Sunday, August 27, 2006

That's TeRRiFiCC

In case you think my spelling and my typing has gone to pot, I deliberately spelt it that way.  Now you are going to have to read on to find out why!

 

I get a weekly email from Michael Josephson at Character Counts. Michael writes such excellent commentaries on right living (Ethics) that I really am so inspired. Well, The Josephson Institute has at its basis what it calls it’s Six Pillars of Character. They are:

 

  • Trustworthiness
  • Respect
  • Responsibility
  • Fairness
  • Caring
  • Citizenship

Do you see it now, aren’t they TeRRiFiCC?

 

These 6 characteristics are indeed very important and someone who conscientiously practices all 6 must be a lovely person to know.  Maybe I should say, “a Terrific person.”

 

If we were to take a closer look at each of the qualities in this list we could learn a lot:

 

TRUSTWORTHINESS – What makes a person trustworthy – Well the first thing that came to my mind was honesty. How honest are we. Everyone I am sure likes to consider themselves as honest people, but as Mr. Josephson frequently points out, when it comes to self interest sometimes honesty takes a back seat, or is thrown out the window. Honesty means not stealing or defrauding others. Honesty means speaking the truth in court and in every other respect. Honesty means doing an honest day’s work for day’s pay – not calling in sick when you feel like a day off.

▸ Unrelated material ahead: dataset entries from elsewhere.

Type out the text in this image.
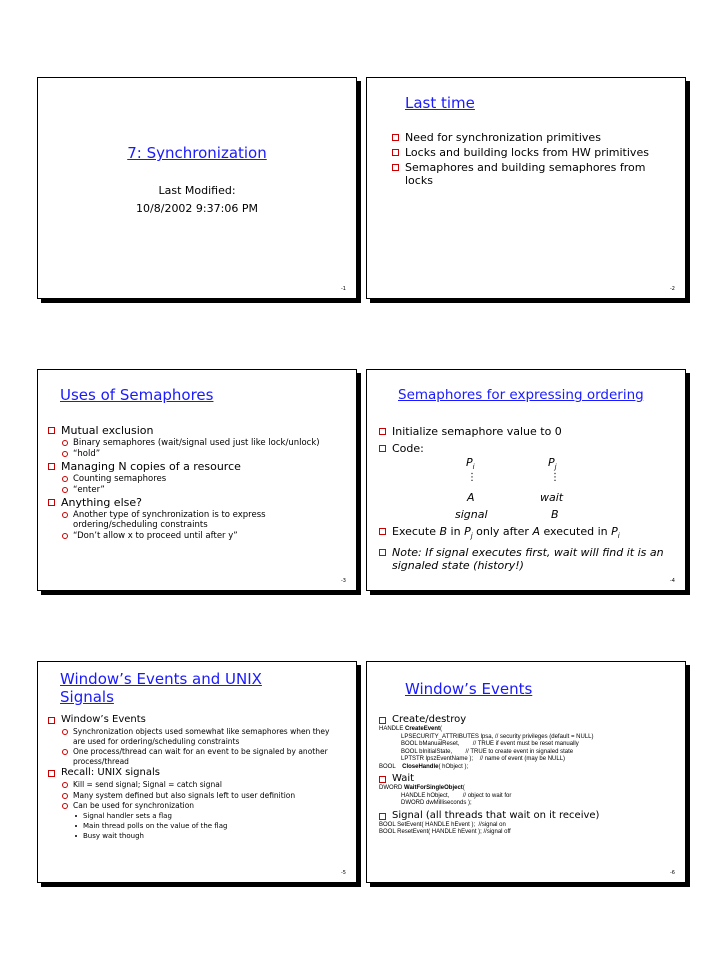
7: Synchronization
Last Modified:
10/8/2002 9:37:06 PM
-1
Last time
Need for synchronization primitives
Locks and building locks from HW primitives
Semaphores and building semaphores from locks
-2
Uses of Semaphores
Mutual exclusion
Binary semaphores (wait/signal used just like lock/unlock)
“hold”
Managing N copies of a resource
Counting semaphores
“enter”
Anything else?
Another type of synchronization is to express ordering/scheduling constraints
“Don’t allow x to proceed until after y”
-3
Semaphores for expressing ordering
Initialize semaphore value to 0
Code:
$P_i$	$P_j$
⋮	⋮
A	wait
signal	B
Execute B in $P_j$ only after A executed in $P_i$
Note: If signal executes first, wait will find it is an signaled state (history!)
-4
Window’s Events and UNIX Signals
Window’s Events
Synchronization objects used somewhat like semaphores when they are used for ordering/scheduling constraints
One process/thread can wait for an event to be signaled by another process/thread
Recall: UNIX signals
Kill = send signal; Signal = catch signal
Many system defined but also signals left to user definition
Can be used for synchronization
Signal handler sets a flag
Main thread polls on the value of the flag
Busy wait though
-5
Window’s Events
Create/destroy
HANDLE CreateEvent(
LPSECURITY_ATTRIBUTES lpsa, // security privileges (default = NULL)
BOOL bManualReset,        // TRUE if event must be reset manually
BOOL bInitialState,        // TRUE to create event in signaled state
LPTSTR lpszEventName );    // name of event (may be NULL)
BOOL    CloseHandle( hObject );
Wait
DWORD WaitForSingleObject(
HANDLE hObject,        // object to wait for
DWORD dwMilliseconds );
Signal (all threads that wait on it receive)
BOOL SetEvent( HANDLE hEvent );  //signal on
BOOL ResetEvent( HANDLE hEvent ); //signal off
-6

Honesty implies that you do not tell lies to avoid penalties or taxation or to gain more than your due. But those things are obvious, but there is also the honesty that goes to whether you are telling yourself the truth. You might think thsat is a nonsense statement, but people often lie to themselves. They find themselves in a bind or a difficult situation and they try to justify actions that they are know are wrong. They try to blame anyone else for their bad situation but themselves. They make excuses. I’ve been there. When one is living a lie, you cannot really be trustworthy, can you?

 

Trustworthiness also means that you can keep a confidence, where necessary. As an employee of a company you may be entrusted with key information and data that is confidential, only to be shared with authorised persons. As a teacher I have had information about students that is confidential. I am bound by contract not to divulge such information to any unauthorised person. Doctor’s, Lawyers and clergy are entrusted on a daily basis “privileged” information. They are expected to keep such information confidential. However there are instances where even though an individual may ask you to keep something confidential, because the information may be harmful to themselves, or others, a person of trust is honour bound (as well as legally required) to divulge such information to the relevant authority. However there is no room for a gossip. Someone who gossips, or who starts rumours will find that they will in time lose their friends.

 

Someone once said to me, “If someone betrays your trust, the Bible says you must forgive them, it doesn’t say you have to trust them [again]” Another way of putting it would be: “We have to love our neighbour, but it’s still wise to lock you doors.” (in other words, you don’t have to trust them.

 

The Bible says: if you have proved faithful in the small things God will give you the big things.

 

Here I think it is relevant to share a personal story: In recent weeks, I have been using my father’s car to move around. I was using it often and although my Dad would routinely remind me of how precious this car was to him and that he was not in a position to replace it, deep down he really did trst me with it and I returned each time with it, until a few weeks ago, when, I started to get too casual, and I was driving it too fast, and the inevitable did happen, I had accident in it, and the left rear panel was badly damaged. I felt awful and rather nervous about how my father would react when he heard about it. But I drove straight home, and went inside and I told my father what had happened. He asked me how the accident occurred and I had to admit that I was driving too fast and lost control of the vehicle. He was cross, of course, but he has forgiven me. I still have to pay him for the cost of the repairs, which I will do.  

 

Next  instalment I will try and right about RESPECT.